At one time, the King Eddy was the only place in Toronto that Hollywood royalty, such as Liz Taylor and Richard Burton, would consider staying. In the 1980s, after many years of neglect, a group of local investors spent C$40 million (US$32 million) to rescue it. The result recalls its former glory, with rosy marble columns and a glass-domed rotunda dominating the lobby. Although the guest rooms aren't what I'd call spacious -- 28 to 33 sq. m (300-350 sq. ft.) is standard -- their uniformly high ceilings give them a sweeping grandeur that is unusual. The rooms are also charmingly appointed. Unlike rooms at many competitors, where you'd be hard-pressed to tell the difference among them, these guest rooms have been decorated with a personal touch. The bathrooms are particularly nice, with large marble tubs.

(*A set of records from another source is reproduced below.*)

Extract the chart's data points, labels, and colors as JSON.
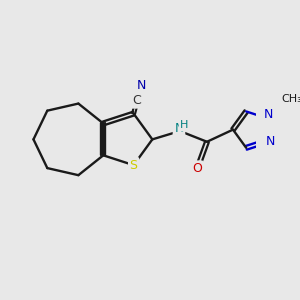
{
  "bg_color": "#e8e8e8",
  "bond_color": "#1a1a1a",
  "S_color": "#cccc00",
  "N_color": "#0000cc",
  "O_color": "#cc0000",
  "NH_color": "#008080",
  "C_color": "#333333",
  "CN_color": "#0000aa",
  "figsize": [
    3.0,
    3.0
  ],
  "dpi": 100,
  "xlim": [
    -1,
    11
  ],
  "ylim": [
    -1,
    11
  ]
}
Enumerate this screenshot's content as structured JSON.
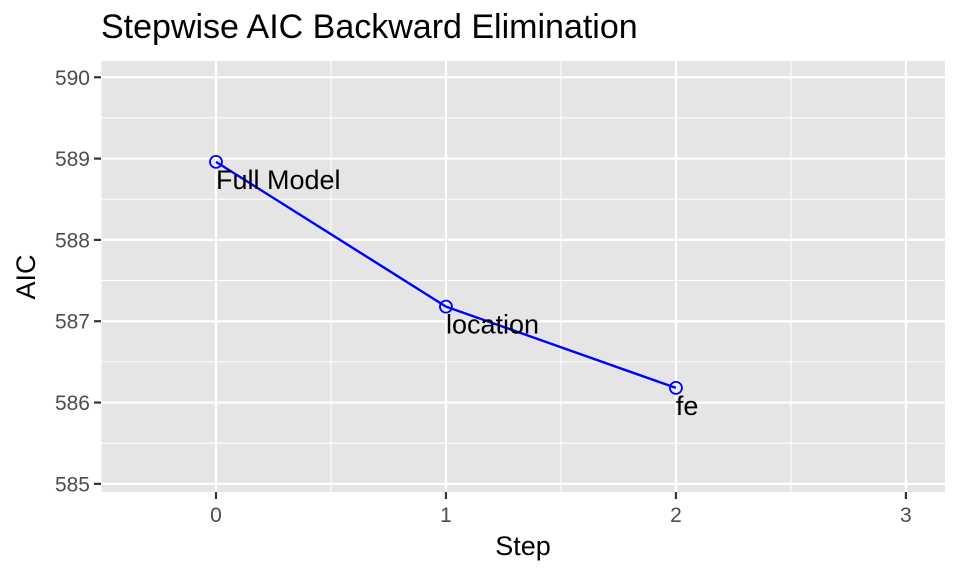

The wood-paneled Consort Bar is wonderfully clubby, and its 2.5m-high (8-ft.) windows afford fun people-watching while you sip a champagne cocktail. It's got a surprising long menu, which includes everything from crispy calamari to thin-crust pizzas.
We ordered Niagara wines and an amazing cheese plate instead of champagne, squid, or pizza.
But we did a lot of that fun people-watching.
We drank too much Niagara wine at a friend's house that night.
And almost ate $6 candy bars from the hotel minibar at midnight. But decided to go out and find cheaper, more substantial food instead. Pizza Pizza.
We barely made it onto the plane the next morning. Southern Ontario is lovely, but I was glad to see the Cascades again.